Long before the coinage of the term man cave—that realm in every house where dad reigns sovereign—the male dominion over the American home was manifest in a single piece of furniture: the La-Z-Boy recliner. Introduced in 1929 as “nature’s way of relaxing,” the first La-Z-Boy had been built from orange crates and sold as a porch chair—but men took to it immediately. In fact, it’s still hard to think of a product that better defines the domestic suburban good life than the all-in-one chair with the recumbent back and the tilt-up footrest. The recliner’s variations were endless (one looked like a car seat and came upholstered in mink), as were the slack-ass English marketing terms that sold them: the exclusive “Otto-Matic” footrest, the “Tranquillator” massage option. Silly? Yes, indeed. Effective? You bet. By the end of the 1970s, La-Z-Boy company revenues hit $152 million.
But even during the postwar years, social and demographic changes were afoot that would, in time, turn into a major marketing hurdle for the company. It’s one clearly illustrated in the 1974 and 2012 ads shown here, and it goes like this: When a furniture brand’s core product becomes a quintessentially guy thing, what happens when the primary furniture buyer turns into a woman?

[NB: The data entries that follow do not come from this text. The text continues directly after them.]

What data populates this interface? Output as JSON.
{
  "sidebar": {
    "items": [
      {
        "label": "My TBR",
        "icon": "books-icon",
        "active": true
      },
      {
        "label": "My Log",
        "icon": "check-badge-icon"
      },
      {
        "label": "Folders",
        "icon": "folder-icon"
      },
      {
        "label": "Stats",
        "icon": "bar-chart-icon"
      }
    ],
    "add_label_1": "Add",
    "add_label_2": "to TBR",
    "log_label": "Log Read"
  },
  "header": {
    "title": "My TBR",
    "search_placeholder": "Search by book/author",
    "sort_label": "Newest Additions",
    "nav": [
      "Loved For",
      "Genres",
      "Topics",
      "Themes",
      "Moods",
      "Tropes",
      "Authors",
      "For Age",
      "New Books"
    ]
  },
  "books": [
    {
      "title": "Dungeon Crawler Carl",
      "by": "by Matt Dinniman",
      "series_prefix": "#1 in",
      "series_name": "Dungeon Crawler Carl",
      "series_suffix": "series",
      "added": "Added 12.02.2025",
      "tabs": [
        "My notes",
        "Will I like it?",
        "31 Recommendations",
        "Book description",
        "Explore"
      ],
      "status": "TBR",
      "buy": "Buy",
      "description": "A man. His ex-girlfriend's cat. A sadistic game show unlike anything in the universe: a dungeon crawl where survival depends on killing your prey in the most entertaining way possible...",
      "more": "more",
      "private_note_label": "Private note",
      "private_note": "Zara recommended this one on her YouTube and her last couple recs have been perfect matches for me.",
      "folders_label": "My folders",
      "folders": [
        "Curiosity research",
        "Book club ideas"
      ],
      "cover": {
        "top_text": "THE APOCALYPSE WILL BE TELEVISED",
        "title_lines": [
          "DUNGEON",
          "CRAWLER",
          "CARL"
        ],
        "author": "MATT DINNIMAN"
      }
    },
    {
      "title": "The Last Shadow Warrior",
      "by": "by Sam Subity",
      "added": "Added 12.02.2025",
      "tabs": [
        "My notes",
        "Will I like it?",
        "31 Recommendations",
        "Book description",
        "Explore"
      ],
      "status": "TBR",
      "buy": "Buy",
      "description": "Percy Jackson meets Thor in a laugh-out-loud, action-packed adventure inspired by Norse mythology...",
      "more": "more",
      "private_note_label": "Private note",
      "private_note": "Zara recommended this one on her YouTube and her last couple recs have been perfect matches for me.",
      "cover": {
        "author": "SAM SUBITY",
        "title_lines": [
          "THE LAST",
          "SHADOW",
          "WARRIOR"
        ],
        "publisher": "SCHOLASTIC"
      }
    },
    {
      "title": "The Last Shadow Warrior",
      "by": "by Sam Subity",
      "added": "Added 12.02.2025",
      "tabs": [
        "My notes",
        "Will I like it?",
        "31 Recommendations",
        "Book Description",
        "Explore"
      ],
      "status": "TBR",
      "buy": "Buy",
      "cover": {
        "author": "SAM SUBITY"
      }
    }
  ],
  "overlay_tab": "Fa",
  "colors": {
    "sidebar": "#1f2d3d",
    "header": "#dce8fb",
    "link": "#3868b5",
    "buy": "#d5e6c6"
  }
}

In 1974, that didn’t seem to be a problem. Despite various attempts to make its recliners appealing to women, La-Z-Boy’s marketing focused on the lazy boys. Its long string of endorsers included Don Shula, Johnny Carson, Jim Backus (Thurston Howell III on Gilligan’s Island) and the New York Jets’ No. 12 himself, Joe Namath—whose goofy grin and playfully chauvinist manners embodied the recliner’s core message: If a man’s home was his castle, this was his throne.
“The ad is brilliant—it just grabs you,” said Peter Madden, CEO of marketing agency AgileCat. “It underscores the message that you need to claim your territory, your space.” And so what if props like the champagne bucket and that leggy blond lady verged ever so slightly on sexism. Hey, lighten up, it’s just Broadway Joe having some fun. “He’s got that look in his eye,” Madden said. “Everybody’s in on the joke.”
They were. Trouble was, the laughter died down. By 1992, La-Z-Boy had diversified into building sofas and love seats under its American Home Collection and, more to the point, the American home had diversified too: Mom was making the major buying decisions. Enter Brooke Shields. Consumers old enough to remember Namath’s days in a football jersey also remember Shields at 15, informing a bug-eyed TV audience that nothing came between her and her Calvin Klein jeans. But these days, Shields is a 47-year-old mother of two. As La-Z-Boy CMO Doug Collier told The New York Times, the former model is “a perfect partner for today’s age.”
And the man is right. But that doesn’t necessarily make the 2012 ad a touchdown. “I applaud the intent and agree from a strategy standpoint that it’s time for La-Z-Boy to evolve,” Madden said. “But I don’t see her having the juice to make the difference.” Shields, he said, is too “safe,” too “vanilla.”
And, tacky as the ‘74 ad might be, few would apply those modifiers to good old Joe, whose wise-ass grin still manages to charm, lo these 38 years later. Madden’s analogy to clarify the difference between the two ads: “If Namath is a Philly cheesesteak,” he said, “Brooke is an overdone filet.”